ANTONIO ERMÍRIO DE MORAES

O exame dos balanços de 1996 mostra que muitas empresas estrangeiras estabelecidas no Brasil apresentaram lucratividade superior à das brasileiras.
O que explica essa diferença? Será que o "custo Brasil" não incide sobre as estrangeiras ou os seus profissionais são mais competentes do que os brasileiros?
Esse tipo de comparação, embora sedutora, deve ser feita com cuidado. É preciso saber se os dois tipos de empresas desfrutam das mesmas condições. O que dizem os dados?
No quadro atual, com raras exceções, as empresas estrangeiras estão gozando de mais proteção do que as brasileiras. Por exemplo, a alíquota de importação de automóveis é de 63% enquanto a de autopeças é de 2%. No primeiro caso, predominam as multinacionais; no segundo, as nacionais. O mesmo acontece com os tratores rodoviários (que têm alíquotas de 55%), aparelhos eletrônicos (32%) e outros setores.
A lei 9.449/97 do regime automotivo garante uma redução de 90% do imposto de importação de máquinas e equipamentos, ferramental, moldes, instrumentos, acessórios, sobressalentes, matérias-primas, componentes, conjuntos, subconjuntos e até peças de reposição.

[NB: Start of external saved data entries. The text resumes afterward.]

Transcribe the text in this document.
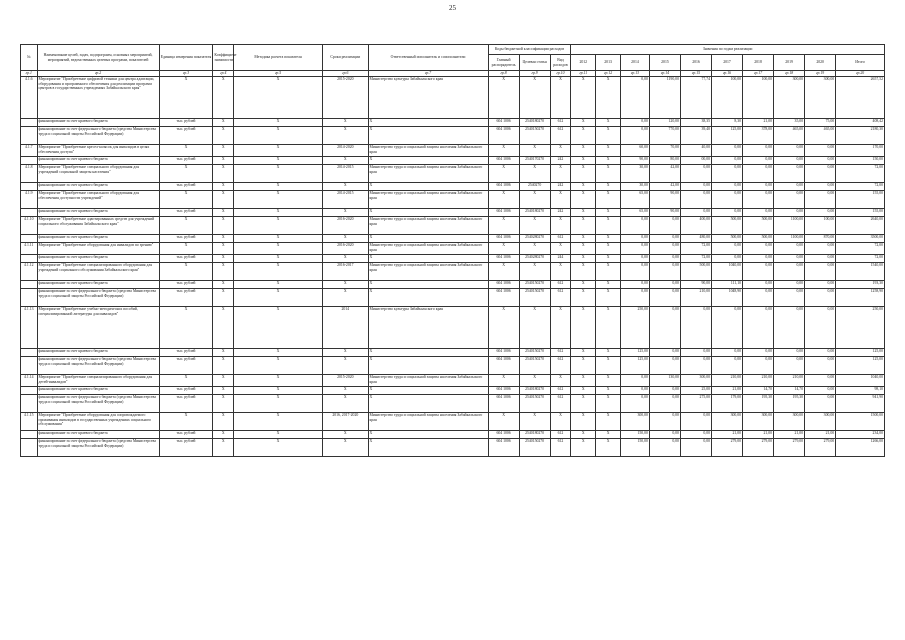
25
№	Наименование целей, задач, подпрограмм, основных мероприятий, мероприятий, ведомственных целевых программ, показателей	Единица измерения показателя	Коэффициент значимости	Методика расчета показателя	Сроки реализации	Ответственный исполнитель и соисполнители	Коды бюджетной классификации расходов			Значения по годам реализации									
							Главный распорядитель	Целевая статья	Вид расходов	2012	2013	2014	2015	2016	2017	2018	2019	2020	Итого
гр.1	гр.2	гр.3	гр.4	гр.5	гр.6	гр.7	гр.8	гр.9	гр.10	гр.11	гр.12	гр.13	гр.14	гр.15	гр.16	гр.17	гр.18	гр.19	гр.20
4.1.6	Мероприятие "Приобретение цифровой техники для центра адаптации, оборудования и программного обеспечения для реализации программ центров в государственных учреждениях Забайкальского края"	X	X	X	2015-2020	Министерство культуры Забайкальского края	X	X	X	X	X	0,00	1190,00	77,74	100,00	100,00	300,00	300,00	2657,52
	финансирование за счет краевого бюджета	тыс. рублей	X	X	X	X	604 1006	2540180270	612	X	X	0,00	120,00	38,35	8,30	21,00	35,00	75,00	408,42
	финансирование за счет федерального бюджета (средства Министерства труда и социальной защиты Российской Федерации)	тыс. рублей	X	X	X	X	604 1006	2540150270	612	X	X	0,00	770,00	39,40	125,00	378,00	465,00	465,00	2180,30
4.1.7	Мероприятие "Приобретение кресел-колясок для инвалидов в целях обеспечения доступа"	X	X	X	2014-2020	Министерство труда и социальной защиты населения Забайкальского края	X	X	X	X	X	60,00	70,00	40,00	0,00	0,00	0,00	0,00	170,00
	финансирование за счет краевого бюджета	тыс. рублей	X	X	X	X	604 1006	2540170270	242	X	X	90,00	80,00	00,00	0,00	0,00	0,00	0,00	150,00
4.1.8	Мероприятие "Приобретение специального оборудования для учреждений социальной защиты населения"	X	X	X	2014-2015	Министерство труда и социальной защиты населения Забайкальского края	X	X	X	X	X	30,00	42,00	0,00	0,00	0,00	0,00	0,00	72,00
	финансирование за счет краевого бюджета	тыс. рублей	X	X	X	X	604 1006	2540270	242	X	X	30,00	42,00	0,00	0,00	0,00	0,00	0,00	72,00
4.1.9	Мероприятие "Приобретение специального оборудования для обеспечения доступности учреждений"	X	X	X	2014-2015	Министерство труда и социальной защиты населения Забайкальского края	X	X	X	X	X	65,00	90,00	0,00	0,00	0,00	0,00	0,00	155,00
	финансирование за счет краевого бюджета	тыс. рублей	X	X	X	X	604 1006	2540180270	242	X	X	65,00	90,00	0,00	0,00	0,00	0,00	0,00	155,00
4.1.10	Мероприятие "Приобретение адаптированных средств для учреждений социального обслуживания Забайкальского края"	X	X	X	2016-2020	Министерство труда и социальной защиты населения Забайкальского края	X	X	X	X	X	0,00	0,00	400,00	500,00	500,00	1100,00	100,00	2640,00
	финансирование за счет краевого бюджета	тыс. рублей	X	X	X	X	604 1006	2540280270	612	X	X	0,00	0,00	480,00	500,00	500,00	1100,00	870,00	3500,00
4.1.11	Мероприятие "Приобретение оборудования для инвалидов по зрению"	X	X	X	2016-2020	Министерство труда и социальной защиты населения Забайкальского края	X	X	X	X	X	0,00	0,00	72,00	0,00	0,00	0,00	0,00	72,00
	финансирование за счет краевого бюджета	тыс. рублей	X	X	X	X	604 1006	2540280270	244	X	X	0,00	0,00	72,00	0,00	0,00	0,00	0,00	72,00
4.1.12	Мероприятие "Приобретение специализированного оборудования для учреждений социального обслуживания Забайкальского края"	X	X	X	2016-2017	Министерство труда и социальной защиты населения Забайкальского края	X	X	X	X	X	0,00	0,00	500,00	1040,00	0,00	0,00	0,00	1540,00
	финансирование за счет краевого бюджета	тыс. рублей	X	X	X	X	604 1006	2540150270	612	X	X	0,00	0,00	90,00	111,10	0,00	0,00	0,00	193,30
	финансирование за счет федерального бюджета (средства Министерства труда и социальной защиты Российской Федерации)	тыс. рублей	X	X	X	X	604 1006	2540150270	612	X	X	0,00	0,00	210,00	1048,90	0,00	0,00	0,00	1258,90
4.1.13	Мероприятие "Приобретение учебно-методических пособий, специализированной литературы для инвалидов"	X	X	X	2014	Министерство культуры Забайкальского края	X	X	X	X	X	250,00	0,00	0,00	0,00	0,00	0,00	0,00	250,00
	финансирование за счет краевого бюджета	тыс. рублей	X	X	X	X	604 1006	2540150270	612	X	X	125,00	0,00	0,00	0,00	0,00	0,00	0,00	125,00
	финансирование за счет федерального бюджета (средства Министерства труда и социальной защиты Российской Федерации)	тыс. рублей	X	X	X	X	604 1006	2540150270	612	X	X	125,00	0,00	0,00	0,00	0,00	0,00	0,00	125,00
4.1.14	Мероприятие "Приобретение специализированного оборудования для детей-инвалидов"	X	X	X	2015-2020	Министерство труда и социальной защиты населения Забайкальского края	X	X	X	X	X	0,00	130,00	300,00	210,00	210,00	210,00	0,00	1040,00
	финансирование за счет краевого бюджета	тыс. рублей	X	X	X	X	604 1006	2540180270	612	X	X	0,00	0,00	25,00	21,00	14,70	14,70	0,00	98,10
	финансирование за счет федерального бюджета (средства Министерства труда и социальной защиты Российской Федерации)	тыс. рублей	X	X	X	X	604 1006	2540150270	612	X	X	0,00	0,00	275,00	179,00	195,30	195,30	0,00	941,90
4.1.15	Мероприятие "Приобретение оборудования для сопровождаемого проживания инвалидов в государственных учреждениях социального обслуживания"	X	X	X	2016, 2017-2020	Министерство труда и социальной защиты населения Забайкальского края	X	X	X	X	X	300,00	0,00	0,00	300,00	300,00	300,00	300,00	1500,00
	финансирование за счет краевого бюджета	тыс. рублей	X	X	X	X	604 1006	2540180270	612	X	X	150,00	0,00	0,00	21,00	21,00	21,00	21,00	234,00
	финансирование за счет федерального бюджета (средства Министерства труда и социальной защиты Российской Федерации)	тыс. рублей	X	X	X	X	604 1006	2540150270	612	X	X	150,00	0,00	0,00	279,00	279,00	279,00	279,00	1266,00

No caso do Norte, Nordeste e Centro-Oeste, essa isenção é de 100% (lei 9.440/97). Além disso, as montadoras estão isentas do Imposto sobre Produtos Industrializados (IPI), Imposto de Renda (IR) e Imposto sobre Operações Financeiras (IOF) sobre as operações de câmbio.
É claro que isso ajuda quem é protegido e prejudica quem tem de competir. Mas as diferenças não param aí. No ímpeto de atrair investimentos estrangeiros para o setor automotivo, o governo oferece às empresas estrangeiras o que as brasileiras não conseguem nem com vela acesa.
Os Estados, contornando a Constituição Federal (que proíbe isenção de ICMS), concedem generosos empréstimos, a juros subsidiados, para as empresas estrangeiras pagarem no tempo apropriado. O BNDES está fazendo o mesmo para empresas estrangeiras que participam de privatizações do setor elétrico e outros.
As prefeituras fazem doações de terrenos -e dão facilidades de IPTU- para a construção de indústrias que, para os brasileiros, só podem ser adquiridos a peso de ouro.
Desníveis dessa magnitude seriam suficientes para explicar a aludida diferença de desempenho. Mas há mais. As empresas estrangeiras desfrutam da possibilidade de fazer investimentos e trazer tecnologia do exterior pagando juros de 8% ao ano enquanto os poucos empresários nacionais que conseguem crédito têm de pagar, no mínimo, 20%.
Quando se leva tudo isso em conta, é evidente que a tolerância das empresas estrangeiras ao famigerado "custo Brasil" é muito mais alta -o que me leva a concluir que o empresário nacional é um verdadeiro herói quando consegue sobreviver em ambiente de alíquotas zero, juros de 20% e impostos da ordem de 31% do PIB.
O capital e as tecnologias estrangeiras são essenciais para o Brasil, mas a isonomia com as empresas nacionais também é. Comparações apressadas geram conclusões equivocadas.